Broadband Instantaneous Multi-Frequency Measurement Based on a Fourier Domain Mode-Locked Laser

Abstract

Broadband instantaneous multi-frequency measurement based on frequency-to-time mapping using a Fourier domain mode-locked (FDML) laser source is proposed and experimentally demonstrated. An electrically controlled silicon microdisk resonator (MDR) with an ultra-narrow linewidth of 60 pm (~7.5 GHz) functioning as a fast tunable optical filter is used to implement the FDML to generate a linearly chirped optical waveform (LCOW) with a wide frequency-sweeping range of 0.5 nm. The LCOW is then mixed at a modulator with a microwave signal with its frequency to be measured, detected at a low-speed photodetector (PD) and sent to a narrow bandpass filter (BPF).
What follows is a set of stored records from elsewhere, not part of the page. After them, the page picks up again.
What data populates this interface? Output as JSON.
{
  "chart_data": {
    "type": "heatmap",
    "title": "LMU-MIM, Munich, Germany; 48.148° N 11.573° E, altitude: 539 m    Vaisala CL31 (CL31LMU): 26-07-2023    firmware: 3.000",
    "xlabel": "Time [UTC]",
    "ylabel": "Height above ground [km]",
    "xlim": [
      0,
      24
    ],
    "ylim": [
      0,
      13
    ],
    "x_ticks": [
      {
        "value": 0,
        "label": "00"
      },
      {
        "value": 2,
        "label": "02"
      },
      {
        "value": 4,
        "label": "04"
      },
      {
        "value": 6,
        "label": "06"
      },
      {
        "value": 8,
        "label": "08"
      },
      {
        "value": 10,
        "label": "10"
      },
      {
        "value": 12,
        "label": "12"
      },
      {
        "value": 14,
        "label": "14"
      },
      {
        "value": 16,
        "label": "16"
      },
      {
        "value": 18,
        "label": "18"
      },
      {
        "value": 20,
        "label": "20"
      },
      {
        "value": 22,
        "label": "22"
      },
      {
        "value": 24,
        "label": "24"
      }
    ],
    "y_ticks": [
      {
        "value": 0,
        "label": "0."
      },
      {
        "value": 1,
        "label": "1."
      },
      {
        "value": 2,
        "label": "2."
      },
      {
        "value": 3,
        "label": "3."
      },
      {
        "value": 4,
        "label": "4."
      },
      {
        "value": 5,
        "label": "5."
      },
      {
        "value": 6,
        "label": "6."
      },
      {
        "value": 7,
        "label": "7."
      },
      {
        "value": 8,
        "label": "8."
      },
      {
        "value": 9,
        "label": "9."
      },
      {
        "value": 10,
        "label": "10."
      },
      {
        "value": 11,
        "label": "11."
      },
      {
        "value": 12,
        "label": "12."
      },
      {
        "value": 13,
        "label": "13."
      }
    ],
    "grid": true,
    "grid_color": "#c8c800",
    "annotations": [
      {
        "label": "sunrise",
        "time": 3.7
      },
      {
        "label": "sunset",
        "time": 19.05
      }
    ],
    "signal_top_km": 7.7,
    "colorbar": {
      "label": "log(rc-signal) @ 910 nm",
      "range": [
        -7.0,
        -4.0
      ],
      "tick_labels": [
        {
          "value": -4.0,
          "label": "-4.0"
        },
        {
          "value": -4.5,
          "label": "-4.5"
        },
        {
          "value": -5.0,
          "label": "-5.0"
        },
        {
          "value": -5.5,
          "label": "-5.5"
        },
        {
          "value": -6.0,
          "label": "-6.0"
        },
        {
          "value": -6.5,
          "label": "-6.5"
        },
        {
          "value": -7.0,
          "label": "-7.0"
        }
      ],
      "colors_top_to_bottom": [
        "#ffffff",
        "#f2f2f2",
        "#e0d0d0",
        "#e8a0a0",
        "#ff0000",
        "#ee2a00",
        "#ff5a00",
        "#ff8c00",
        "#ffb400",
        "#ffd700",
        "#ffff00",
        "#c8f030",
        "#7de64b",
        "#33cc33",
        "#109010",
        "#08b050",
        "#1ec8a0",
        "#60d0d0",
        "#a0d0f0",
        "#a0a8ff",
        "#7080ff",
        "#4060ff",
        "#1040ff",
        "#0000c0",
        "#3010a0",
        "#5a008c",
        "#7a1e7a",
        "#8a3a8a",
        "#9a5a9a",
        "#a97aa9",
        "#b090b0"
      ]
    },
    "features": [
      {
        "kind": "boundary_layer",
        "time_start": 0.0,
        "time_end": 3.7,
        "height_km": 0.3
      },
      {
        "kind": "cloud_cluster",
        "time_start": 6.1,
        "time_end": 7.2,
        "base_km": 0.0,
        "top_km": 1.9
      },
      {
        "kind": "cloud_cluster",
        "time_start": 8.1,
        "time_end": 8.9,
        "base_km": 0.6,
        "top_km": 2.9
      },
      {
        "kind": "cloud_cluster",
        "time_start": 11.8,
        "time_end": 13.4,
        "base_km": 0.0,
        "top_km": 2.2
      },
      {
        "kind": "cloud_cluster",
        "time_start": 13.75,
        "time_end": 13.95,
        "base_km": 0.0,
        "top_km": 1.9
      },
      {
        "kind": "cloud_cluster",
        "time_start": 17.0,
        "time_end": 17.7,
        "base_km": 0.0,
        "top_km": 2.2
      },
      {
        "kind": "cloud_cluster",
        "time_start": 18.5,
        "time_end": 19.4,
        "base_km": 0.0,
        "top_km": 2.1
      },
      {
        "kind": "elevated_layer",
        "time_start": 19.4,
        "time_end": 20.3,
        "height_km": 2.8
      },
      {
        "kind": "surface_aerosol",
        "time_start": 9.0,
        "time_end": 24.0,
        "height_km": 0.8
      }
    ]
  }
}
When the difference between the instantaneous frequency of the LCOW and that of the signal to be measured is equal to the center frequency of the BPF, a short-duration temporal signal is produced, and the time location of the temporal signal represents the frequency of the signal to be measured. A proof-of-concept experiment is carried out. Both single and multi-tone microwave frequency measurements are experimentally demonstrated. The measurement range is as large as 20 GHz with a measurement resolution of 200 MHz and an accuracy better than ±100 MHz. The proposed method showcases a new method for instantaneous frequency measurement (IFM) with high performance in terms of multi-frequency identification, real-time measurement, and high measurement speed compared with traditional approaches, which is attractive for applications in modern radar, electronic warfare, communication, and cognitive radio systems.